The US Congressmen are trying to ramp down the tension in the Karabakh conflict zone, according to U.S. House Foreign Affairs Committee Chairman Ed Royce.
He expressed confidence that it is necessary to deploy sensors on the Armenian-Azerbaijani border and along the line of contact of the Nagorno-Karabakh and Azerbaijani troops and to withdraw the snipers in order to ensure peace and stop the violence. Ed Royce thinks that the implementation of these conditions will stabilize the situation.

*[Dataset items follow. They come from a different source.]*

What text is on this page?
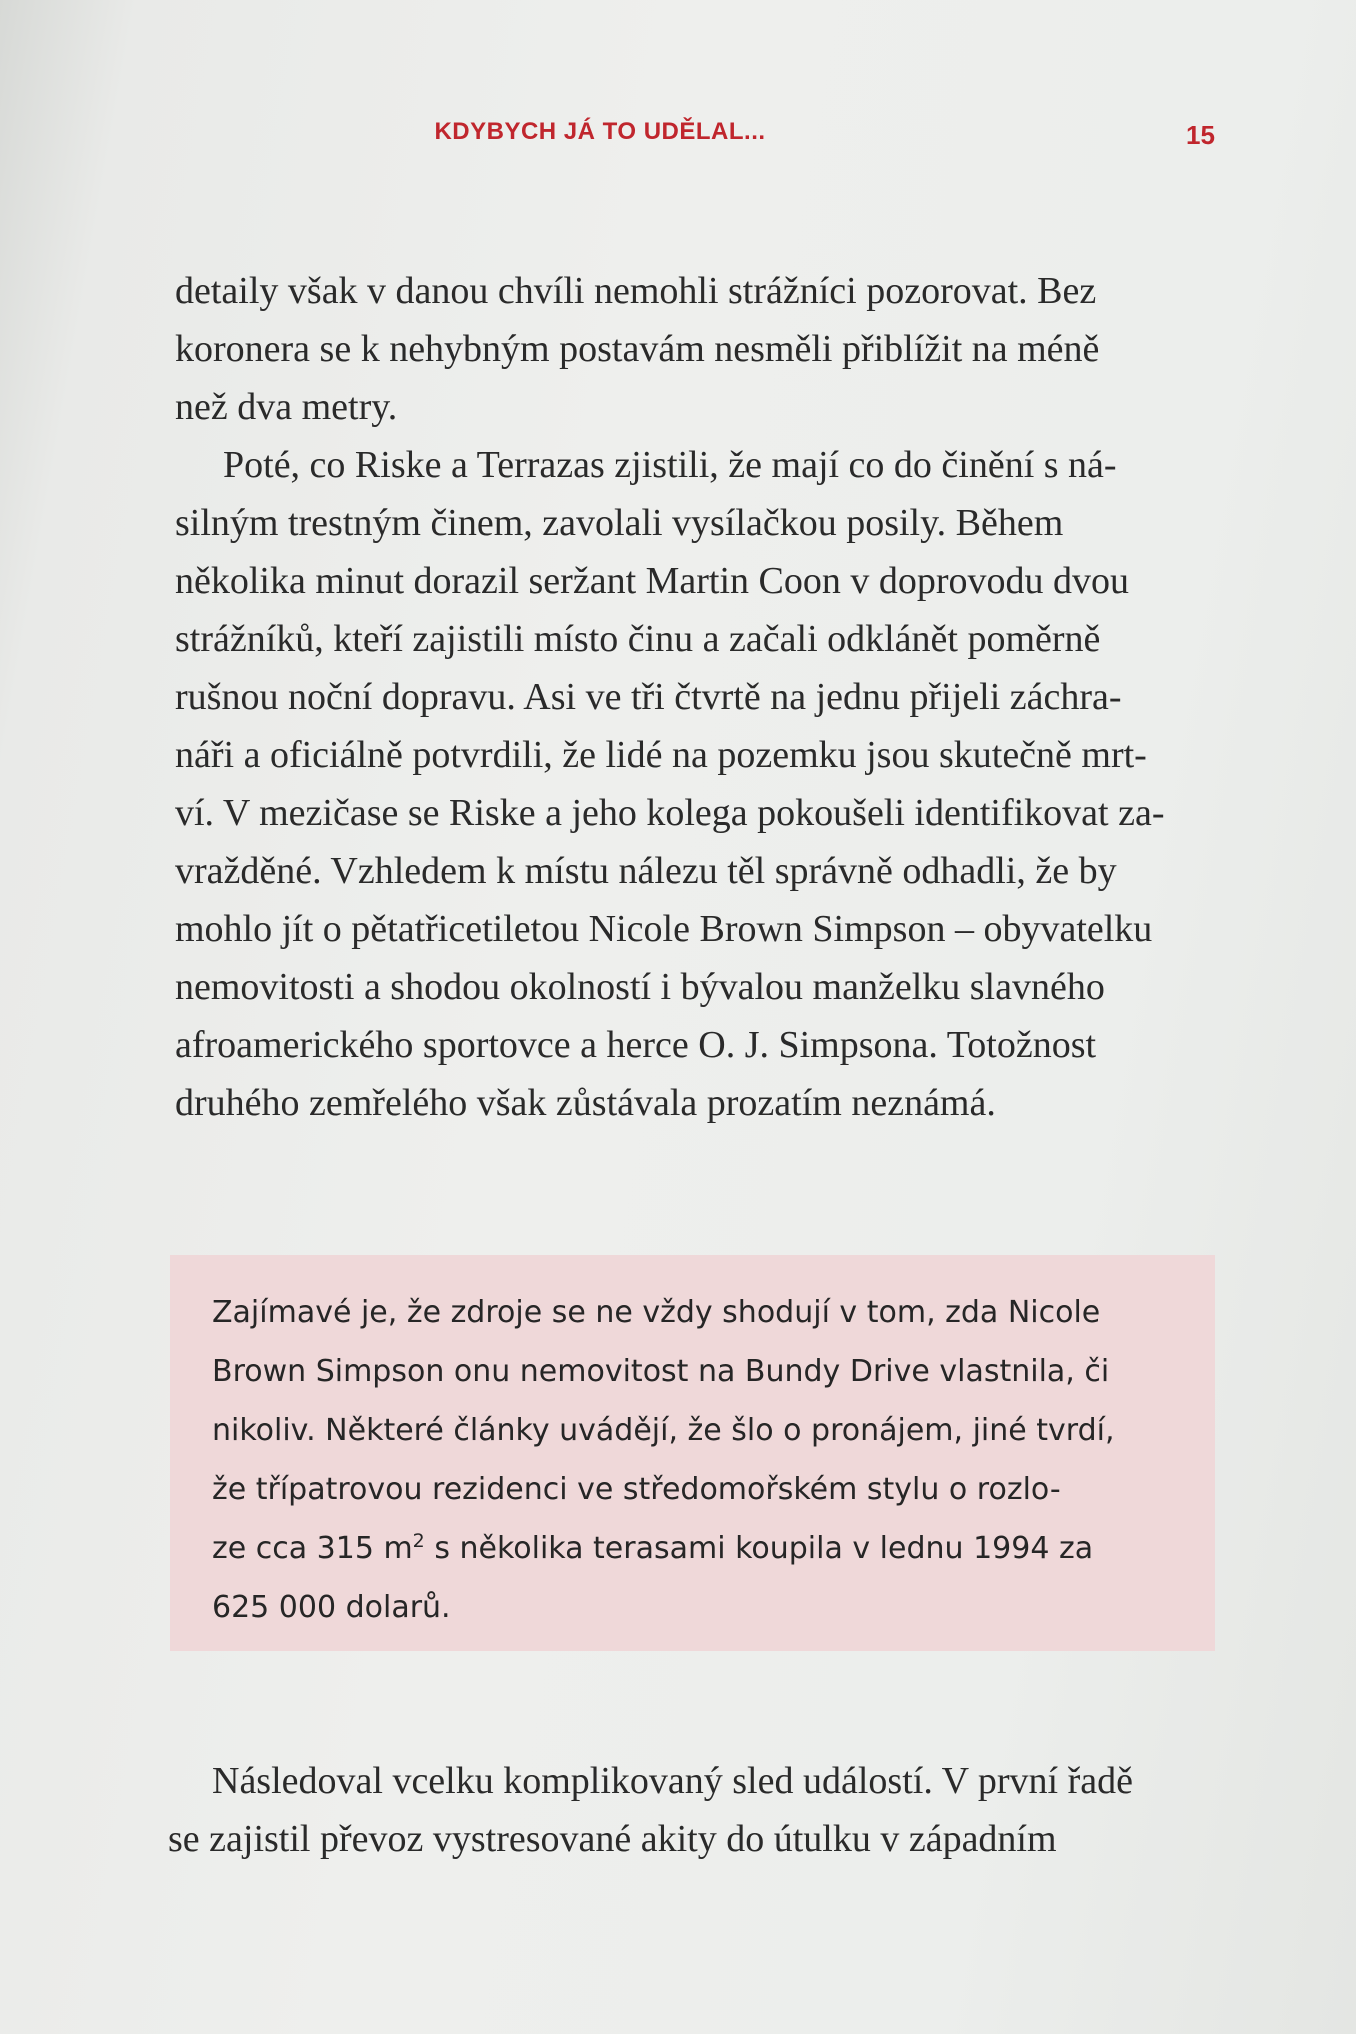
KDYBYCH JÁ TO UDĚLAL...	15

detaily však v danou chvíli nemohli strážníci pozorovat. Bez
koronera se k nehybným postavám nesměli přiblížit na méně
než dva metry.

Poté, co Riske a Terrazas zjistili, že mají co do činění s ná-
silným trestným činem, zavolali vysílačkou posily. Během
několika minut dorazil seržant Martin Coon v doprovodu dvou
strážníků, kteří zajistili místo činu a začali odklánět poměrně
rušnou noční dopravu. Asi ve tři čtvrtě na jednu přijeli záchra-
náři a oficiálně potvrdili, že lidé na pozemku jsou skutečně mrt-
ví. V mezičase se Riske a jeho kolega pokoušeli identifikovat za-
vražděné. Vzhledem k místu nálezu těl správně odhadli, že by
mohlo jít o pětatřicetiletou Nicole Brown Simpson – obyvatelku
nemovitosti a shodou okolností i bývalou manželku slavného
afroamerického sportovce a herce O. J. Simpsona. Totožnost
druhého zemřelého však zůstávala prozatím neznámá.

Zajímavé je, že zdroje se ne vždy shodují v tom, zda Nicole
Brown Simpson onu nemovitost na Bundy Drive vlastnila, či
nikoliv. Některé články uvádějí, že šlo o pronájem, jiné tvrdí,
že třípatrovou rezidenci ve středomořském stylu o rozlo-
ze cca 315 $m^2$ s několika terasami koupila v lednu 1994 za
625 000 dolarů.

Následoval vcelku komplikovaný sled událostí. V první řadě
se zajistil převoz vystresované akity do útulku v západním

To note, last week the U.S. House Foreign Affairs Committee held a private discussion on the Karabakh conflict with participation of James Warlick, US Co-Chair of the OSCE Minsk Group. On December 16, the US State Department has officially welcomed the proposals by U.S. House Foreign Affairs Committee Chairman Ed Royce (R- CA), Ranking Democrat Eliot Engel (D-NY) and more than 80 of their House colleagues to check Azerbaijan's escalating aggression. In the State Department response to the Royce-Engel letter, Assistant Secretary for Legislative Affairs Julia Frifield explained: "The United States supports proposals to withdraw snipers, expand OSCE's role via an OSCE investigation mechanism and deploy sensors along the line of contact and the Armenia-Azerbaijan international border. [...] Without a mechanism to verify ceasefire allegations, or sensors to pinpoint the location of gunfire, it is difficult for the Co-chairs to make specific accusations against one side's use of force." At the December 9th Capitol Hill celebration of Karabakh freedom, Chairman Royce condemned Azerbaijan's attacks and urged concrete international action to ramp down regional violence.